Home buyers should stick to properties which would keep their expense ratio (the total amount spent from their monthly income) at under 40 percent. If your combined household income is $10,000 a month, for example, you should find that your monthly expenses, after taking on a mortgage, do not exceed $4,000.
The psychological impact of selling is different
Investors have little attachment to their properties beyond dollars and cents. When the time is right to sell – either to cut losses or take their profits – most investors can do so in a heartbeat.
This is entirely different for home buyers in Singapore. When you have raised a family within a house, and spent more than 20 years of your life paying for it, you may find you’re unwilling to sell.
For those who live in HDB estates, moving out after a few decades can mean a loss of familiarity – the amenities you’ve grown used to, as well as the neighbours and friends in the area, will no longer be around.
These emotional factors grow over time. You may not feel it when you are first buying a house, but you will many years down the road. Don’t assume you’ll feel the same way about selling your house when you’re much older.
Home buyers in Singapore need a different approach to their mortgage
One of the key differences between investors and home buyers is their approach to loans.
At the most basic level, no one is going to help home buyers pay their mortgage. If it’s $3,600 a month, then they pay for $3,600 a month (except for the rare few who are willing to rent out rooms to strangers).
For a landlord, the whole idea is to get a tenant to pay the mortgage, and hopefully make more than the mortgage. Alternatively, an investor may buy under development property at a discount, and attempt to offload the unit at a profit as soon as possible.
Most residential property loans offered by banks have low rates for the first three years, and jump significantly on the fourth year and thereafter. One of the reasons loans are structured this way is to draw interest from investors.
For example, last month UOB and DBS offered a zero spread residential loan, which applied only to properties that were development. The rate would jump upon the property receiving the Temporary Occupancy Permit (TOP). This has clear appeal to investors, who could buy under development units with an early-bird discount, pay a low interest rate, and then quickly sell the unit by the fourth year.
Investors also constantly engage in refinancing and repricing, to keep their monthly costs low.
Home buyers are better off looking at the final rate (fourth year and thereafter), to secure a low interest deal in the long term. They may also want to consider fixed rate home loans; whilst often more expensive, this means their mortgage repayments will not fluctuate as much, which makes family financial planning easier.
While home buyers in Singapore can take a page from investors and refinance to keep costs low, we note that non-investors often find it a major bother (you will have to get a property valuation, pay about $2,000 to $3,000 in conveyancing fees, and go through the loan approval process again).
Investors buy houses for others
Investors buy houses that fit their customer demographic. For example, some landlords focus on renting to students, some focus on renting to high net worth individuals, and some focus on renting to singles.
We could write entire volumes on the pros and cons of each of these demographics, and how they affect vacancies, maintenance, rental income, etc. But suffice it to say that, when landlords buy, they often look for amenities and facilities that benefit their target tenant; not themselves.
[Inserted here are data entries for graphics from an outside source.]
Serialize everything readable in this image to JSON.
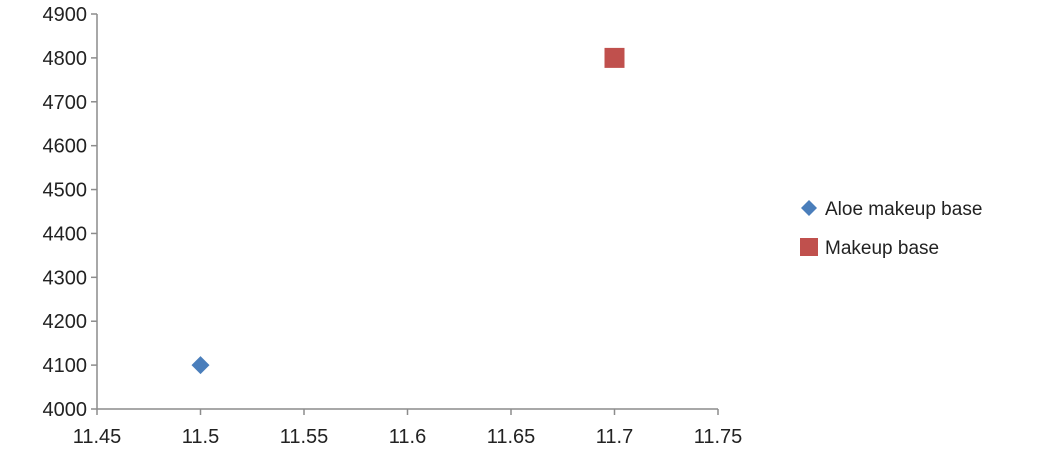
{
  "chart_data": {
    "type": "scatter",
    "title": "",
    "xlabel": "",
    "ylabel": "",
    "xlim": [
      11.45,
      11.75
    ],
    "ylim": [
      4000,
      4900
    ],
    "x_ticks": [
      11.45,
      11.5,
      11.55,
      11.6,
      11.65,
      11.7,
      11.75
    ],
    "x_tick_labels": [
      "11.45",
      "11.5",
      "11.55",
      "11.6",
      "11.65",
      "11.7",
      "11.75"
    ],
    "y_ticks": [
      4000,
      4100,
      4200,
      4300,
      4400,
      4500,
      4600,
      4700,
      4800,
      4900
    ],
    "y_tick_labels": [
      "4000",
      "4100",
      "4200",
      "4300",
      "4400",
      "4500",
      "4600",
      "4700",
      "4800",
      "4900"
    ],
    "grid": false,
    "legend_position": "right",
    "series": [
      {
        "name": "Aloe makeup base",
        "marker": "diamond",
        "color": "#4a7ebb",
        "points": [
          {
            "x": 11.5,
            "y": 4100
          }
        ]
      },
      {
        "name": "Makeup base",
        "marker": "square",
        "color": "#c0504d",
        "points": [
          {
            "x": 11.7,
            "y": 4800
          }
        ]
      }
    ]
  }
}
As an example, a landlord might purchase a shoebox unit in Tanglin with the aim of renting to single expatriates. Such a unit could be totally unsuited to the landlord, being just 350 square feet (too small for a family), and costing far too much per month if not for the tenant’s rental income.
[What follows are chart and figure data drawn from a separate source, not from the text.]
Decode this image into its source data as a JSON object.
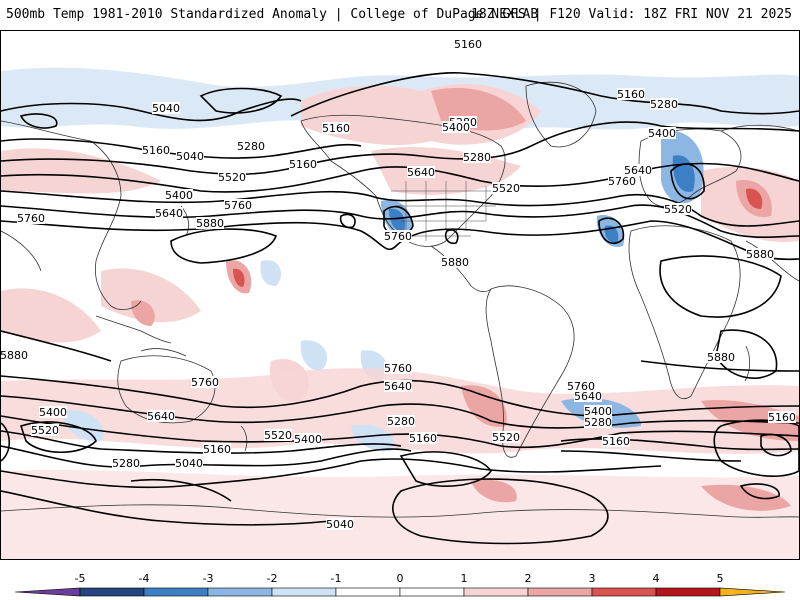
{
  "header": {
    "left": "500mb Temp 1981-2010 Standardized Anomaly | College of DuPage NEXLAB",
    "right": "18Z GFS | F120 Valid: 18Z FRI NOV 21 2025"
  },
  "colors": {
    "neg5": "#6a3d9a",
    "neg4": "#24467c",
    "neg3": "#3d7fc4",
    "neg2": "#8db7e3",
    "neg1": "#cfe1f4",
    "neutral": "#ffffff",
    "pos1": "#f7d4d4",
    "pos2": "#eca5a5",
    "pos3": "#d9534f",
    "pos4": "#b3171b",
    "pos5": "#7a0010",
    "over": "#f2b21d",
    "contour": "#000000",
    "coast": "#333333"
  },
  "colorbar": {
    "labels": [
      "-5",
      "-4",
      "-3",
      "-2",
      "-1",
      "0",
      "1",
      "2",
      "3",
      "4",
      "5"
    ]
  },
  "contour_labels": [
    {
      "text": "5160"
    },
    {
      "text": "5040"
    },
    {
      "text": "5160"
    },
    {
      "text": "5040"
    },
    {
      "text": "5400"
    },
    {
      "text": "5640"
    },
    {
      "text": "5520"
    },
    {
      "text": "5280"
    },
    {
      "text": "5160"
    },
    {
      "text": "5760"
    },
    {
      "text": "5760"
    },
    {
      "text": "5880"
    },
    {
      "text": "5160"
    },
    {
      "text": "5280"
    },
    {
      "text": "5400"
    },
    {
      "text": "5640"
    },
    {
      "text": "5280"
    },
    {
      "text": "5520"
    },
    {
      "text": "5760"
    },
    {
      "text": "5880"
    },
    {
      "text": "5160"
    },
    {
      "text": "5280"
    },
    {
      "text": "5400"
    },
    {
      "text": "5640"
    },
    {
      "text": "5760"
    },
    {
      "text": "5520"
    },
    {
      "text": "5880"
    },
    {
      "text": "5880"
    },
    {
      "text": "5880"
    },
    {
      "text": "5760"
    },
    {
      "text": "5640"
    },
    {
      "text": "5400"
    },
    {
      "text": "5520"
    },
    {
      "text": "5280"
    },
    {
      "text": "5040"
    },
    {
      "text": "5160"
    },
    {
      "text": "5520"
    },
    {
      "text": "5400"
    },
    {
      "text": "5760"
    },
    {
      "text": "5640"
    },
    {
      "text": "5280"
    },
    {
      "text": "5160"
    },
    {
      "text": "5520"
    },
    {
      "text": "5760"
    },
    {
      "text": "5640"
    },
    {
      "text": "5400"
    },
    {
      "text": "5280"
    },
    {
      "text": "5160"
    },
    {
      "text": "5160"
    },
    {
      "text": "5040"
    }
  ]
}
Consider if, as a home buyer in Singapore, you were to make such a purchase. What would happen if, five or six years down the road, you decide to settle down and start a family? You would be unable to buy a HDB flat (you already own private property), and you may find that you’d have to sell at a loss (as is the present case, with the market in a downturn). You would also be uncomfortable living in the unit, due to the high mortgage repayments and small size.
The main principle here is that when investors buy, they buy for others. This is the direct opposite of what a home buyer should do. If you are going to live in the house, you need to choose based on which amenities and facilities apply to you.
It’s more important that your children’s schools are nearby, your workplace is in reach, and you like the local mall. Over the next decade or more, that will count for more than “better resale prospects”.